Daniel Kehlmann zog 1981 mit seinen Eltern nach Wien, wo er das Kollegium Kalksburg, eine Jesuitenschule, besuchte und danach Philosophie und Germanistik studierte. 1997 erschien sein Debütroman „Beerholms Vorstellung“, 2001 folgte der Roman „Ich und Kaminski“, der 2015 von Wolfgang Becker mit Daniel Brühl, Jesper Christensen und Geraldine Chaplin verfilmt wurde. Sein Roman „Die Vermessung der Welt“, erschienen 2005, wurde zu einem der erfolgreichsten deutschen Romane der Nachkriegszeit. 2009 erschien „Ruhm. Ein Roman in neun Geschichten“, 2013 folgte der Roman „F“. Daniel Kehlmanns im Frühjahr 2014 gehaltene Frankfurter Poetikvorlesungen sind unter dem Titel „Kommt, Geister“ publiziert. Im Herbst 2017 erschien sein Roman „Tyll“.

Daniel Kehlmann ist Mitglied der Akademie für Sprache und Dichtung in Darmstadt, sowie der Akademie für Wissenschaft und Literatur in Mainz und der Freien Akademie der Künste in Hamburg. Sein Werk wurde unter anderem mit dem Candide-Preis, dem Kleist-Preis, dem Heimito-von-Doderer-Preis, dem WELT-Literaturpreis und dem Thomas-Mann-Preis ausgezeichnet.

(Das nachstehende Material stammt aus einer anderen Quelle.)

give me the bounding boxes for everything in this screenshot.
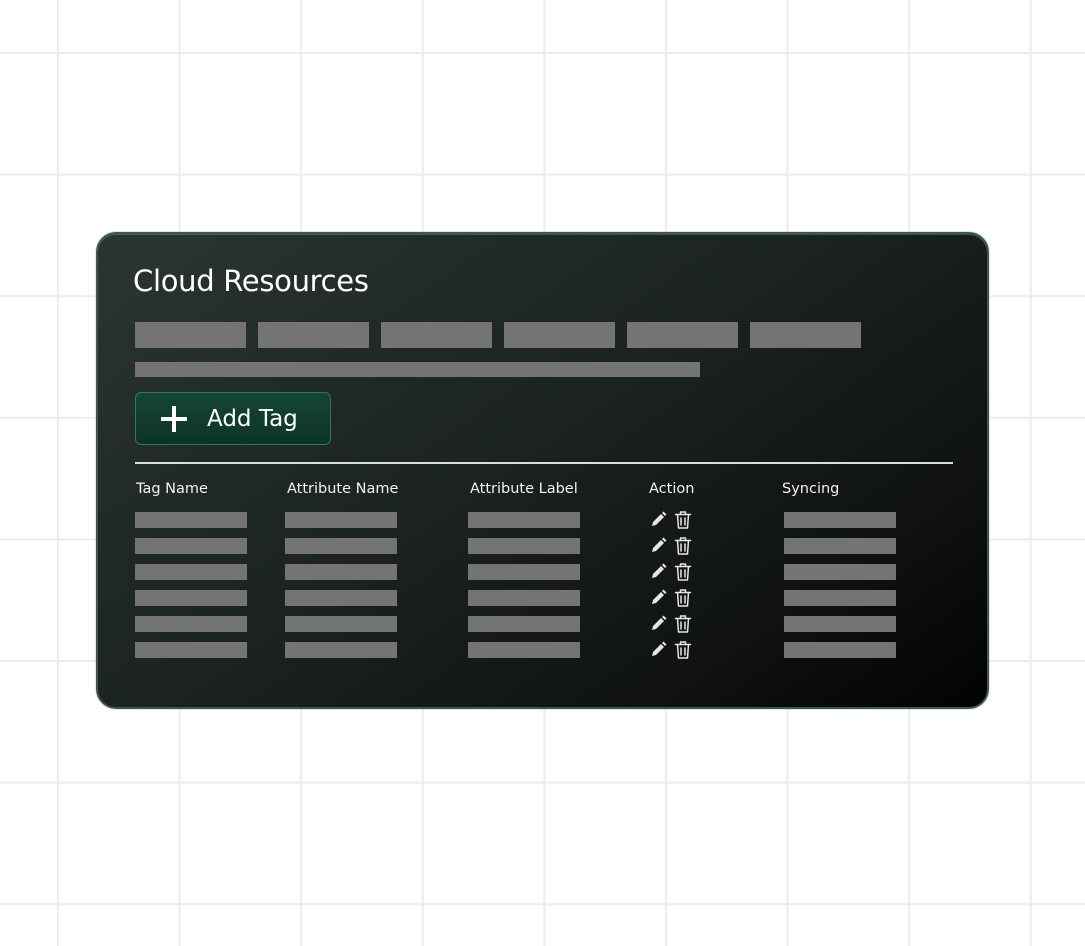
syncing-placeholder: [784, 564, 896, 580]
attribute-name-placeholder: [285, 512, 397, 528]
trash-icon[interactable]: [674, 640, 692, 660]
attribute-name-placeholder: [285, 642, 397, 658]
attribute-name-placeholder: [285, 538, 397, 554]
column-header-action: Action: [649, 481, 695, 497]
attribute-label-placeholder: [468, 512, 580, 528]
tag-name-placeholder: [135, 590, 247, 606]
tag-name-placeholder: [135, 642, 247, 658]
column-header-attribute-label: Attribute Label: [470, 481, 578, 497]
plus-icon: [161, 405, 187, 432]
pencil-icon[interactable]: [650, 614, 668, 634]
attribute-label-placeholder: [468, 616, 580, 632]
pencil-icon[interactable]: [650, 588, 668, 608]
column-header-attribute-name: Attribute Name: [287, 481, 399, 497]
trash-icon[interactable]: [674, 562, 692, 582]
column-header-syncing: Syncing: [782, 481, 840, 497]
tag-name-placeholder: [135, 616, 247, 632]
table-row: [98, 588, 987, 608]
column-header-tag-name: Tag Name: [136, 481, 208, 497]
trash-icon[interactable]: [674, 614, 692, 634]
pencil-icon[interactable]: [650, 562, 668, 582]
attribute-label-placeholder: [468, 564, 580, 580]
tag-name-placeholder: [135, 512, 247, 528]
attribute-name-placeholder: [285, 616, 397, 632]
tab-placeholder[interactable]: [381, 322, 492, 348]
pencil-icon[interactable]: [650, 510, 668, 530]
table-row: [98, 536, 987, 556]
table-row: [98, 614, 987, 634]
pencil-icon[interactable]: [650, 640, 668, 660]
cloud-resources-card: Cloud Resources Add Tag Tag Name Attribu…: [96, 232, 989, 709]
syncing-placeholder: [784, 616, 896, 632]
add-tag-button[interactable]: Add Tag: [135, 392, 331, 445]
attribute-name-placeholder: [285, 564, 397, 580]
syncing-placeholder: [784, 642, 896, 658]
trash-icon[interactable]: [674, 536, 692, 556]
table-row: [98, 510, 987, 530]
trash-icon[interactable]: [674, 588, 692, 608]
tab-placeholder[interactable]: [135, 322, 246, 348]
table-row: [98, 640, 987, 660]
description-placeholder: [135, 362, 700, 377]
attribute-label-placeholder: [468, 538, 580, 554]
tab-placeholder[interactable]: [627, 322, 738, 348]
syncing-placeholder: [784, 538, 896, 554]
tab-placeholder[interactable]: [750, 322, 861, 348]
attribute-label-placeholder: [468, 590, 580, 606]
add-tag-label: Add Tag: [207, 405, 298, 432]
tab-placeholder[interactable]: [258, 322, 369, 348]
syncing-placeholder: [784, 590, 896, 606]
syncing-placeholder: [784, 512, 896, 528]
table-divider: [135, 462, 953, 464]
tab-placeholder[interactable]: [504, 322, 615, 348]
tag-name-placeholder: [135, 564, 247, 580]
attribute-label-placeholder: [468, 642, 580, 658]
pencil-icon[interactable]: [650, 536, 668, 556]
attribute-name-placeholder: [285, 590, 397, 606]
trash-icon[interactable]: [674, 510, 692, 530]
card-title: Cloud Resources: [133, 264, 369, 298]
table-row: [98, 562, 987, 582]
tag-name-placeholder: [135, 538, 247, 554]
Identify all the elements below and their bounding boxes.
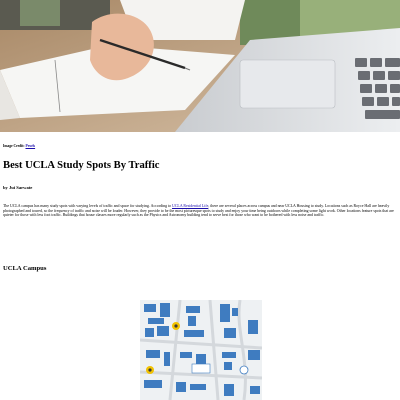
article-byline: by Jui Sarwate — [3, 185, 33, 190]
campus-map — [140, 300, 262, 400]
image-credit-label: Image Credit: — [3, 144, 25, 148]
image-credit: Image Credit: Pexels — [3, 144, 35, 148]
image-credit-link[interactable]: Pexels — [26, 144, 36, 148]
article-body: The UCLA campus has many study spots wit… — [3, 204, 397, 218]
section-heading-campus: UCLA Campus — [3, 265, 47, 272]
hero-illustration — [0, 0, 400, 132]
residential-life-link[interactable]: UCLA Residential Life — [172, 204, 208, 208]
article-body-intro: The UCLA campus has many study spots wit… — [3, 204, 173, 208]
article-title: Best UCLA Study Spots By Traffic — [3, 160, 160, 171]
campus-map-illustration — [140, 300, 262, 400]
hero-photo — [0, 0, 400, 132]
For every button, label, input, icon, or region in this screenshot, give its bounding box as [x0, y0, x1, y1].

Im Jahr 2011 debütierte Daniel Kehlmann mit dem Stück „Geister in Princeton“ (uraufgeführt am Schauspielhaus Graz unter der Regie von Anna Badora) als Dramatiker und wurde dafür mit dem Nestroy-Theaterpreis ausgezeichnet. 2012 folgte sein Stück, „Der Mentor“, welches nach mehreren deutschsprachigen Produktionen im Sommer 2017 am Londoner West End gespielt wurde. „Heilig Abend“ ist sein drittes Theaterstück. 2018 wurde „Die Reise der Verlorenen“ ebenfalls im Theater in der Josefstadt uraufgeführt. 2022 hat das Burgtheater, Wien „Nebenan“ aufgeführt. Ein Theaterstück, basierend auf dem gleichnamigen Film von Daniel Kehlmann und Daniel Brühl.
2024 erschien der Roman „Lichtspiel“ und die Serie „Kafka“ in der Regie von David Schalko nach Originaldrehbüchern von Daniel Kehlmann wurde ausgestrahlt.

Daniel Kehlmann lebt in Berlin.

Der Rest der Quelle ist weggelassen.